Prazo para reclamar FGTS cai a 5 anos

Decisão do STF reduz período para trabalhador reclamar falta de depósito no Fundo; regra anterior permitia cobrança por 30 anos

Beatriz Bulla, O Estado de S. Paulo

13 de novembro de 2014 | 21h49

BRASÍLIA - O Supremo Tribunal Federal (STF) decidiu  quinta-feira, 13, que o prazo de prescrição para um trabalhador buscar o valor não depositado pela empresa no seu Fundo de Garantia por Tempo de Serviço (FGTS) é de cinco anos, e não mais de 30 anos. A mudança de entendimento só terá efeito para os trabalhadores que, a partir de agora, não tiverem os valores depositados no FGTS.

A Lei do FGTS e o Tribunal Superior do Trabalho (TST) reconheciam o direito dos empregados reclamarem os valores não depositados no Fundo de Garantia nos últimos 30 anos. No entanto, 8 dos 10 ministros da Corte votaram pela inconstitucionalidade do dispositivo da lei e entenderam que o prazo de prescrição para buscar o FGTS deve ser de cinco anos, assim como as demais ações sobre relações de trabalho.

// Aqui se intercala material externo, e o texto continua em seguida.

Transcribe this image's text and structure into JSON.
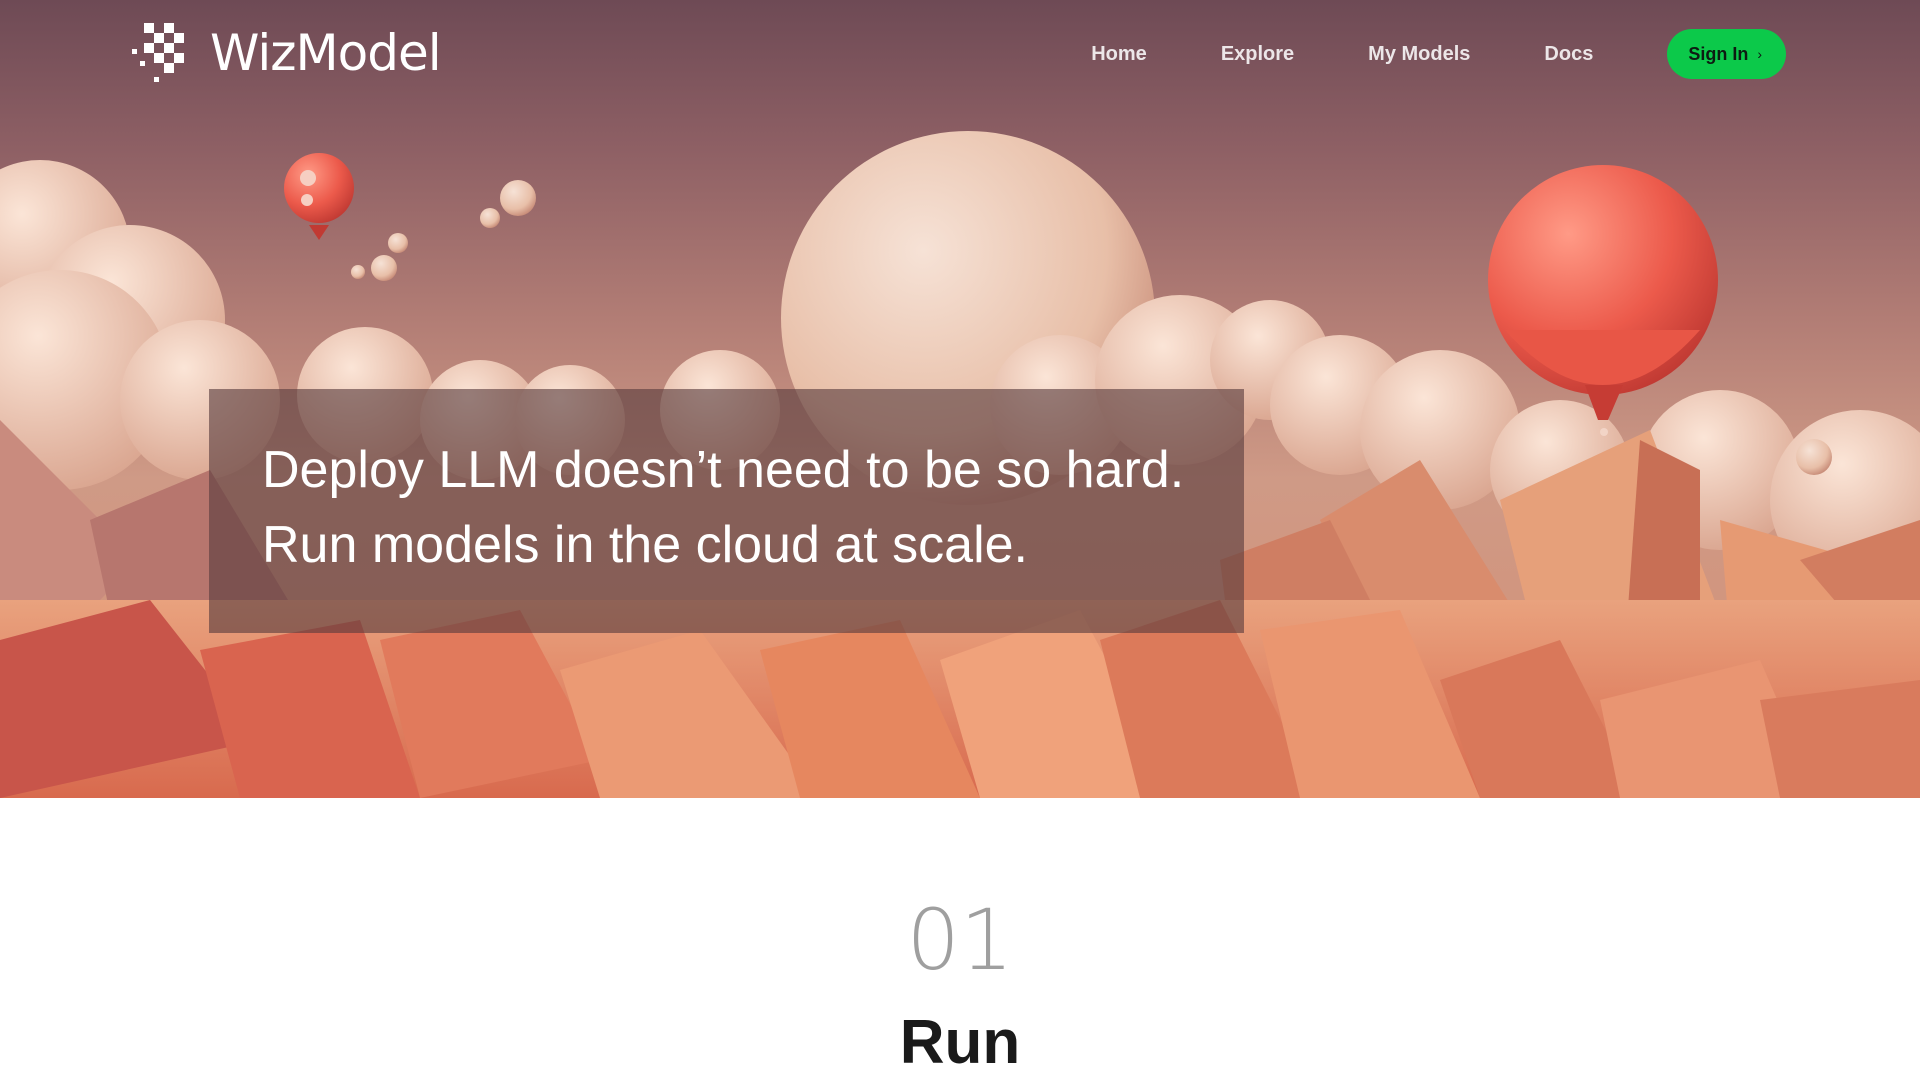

Para o relator do julgamento, ministro Gilmar Mendes, a previsão de prazo de 30 anos na Lei do FGTS além de estar “em descompasso” com a Constituição, “atenta contra a necessidade de certeza e estabilidade nas relações jurídicas”. Foram votos vencidos os ministros Rosa Weber e Teori Zavascki.

Nos casos retroativos, os trabalhadores ainda têm direito a reivindicar os valores não depositados a partir de uma regra de transição estabelecida pela Corte. O Supremo considera é a data a partir de quando o valor deixou de ser depositado no FGTS. 

Prescrição. O ministro Luís Roberto Barroso apontou que o prazo de 30 anos não é razoável e comparou o período com outros prazos de prescrição estabelecidos pela legislação. “Nem mesmo crimes graves têm prazo prescricional tão alargado. O maior prazo prescricional do Código Penal é de 20 anos”, mencionou o ministro. 

“A previsão de um prazo tão dilatado eterniza pretensões no tempo e estimula a litigiosidade. Nenhuma dívida pecuniária deveria poder ser cobrada 30 anos depois de seu inadimplemento”, completou.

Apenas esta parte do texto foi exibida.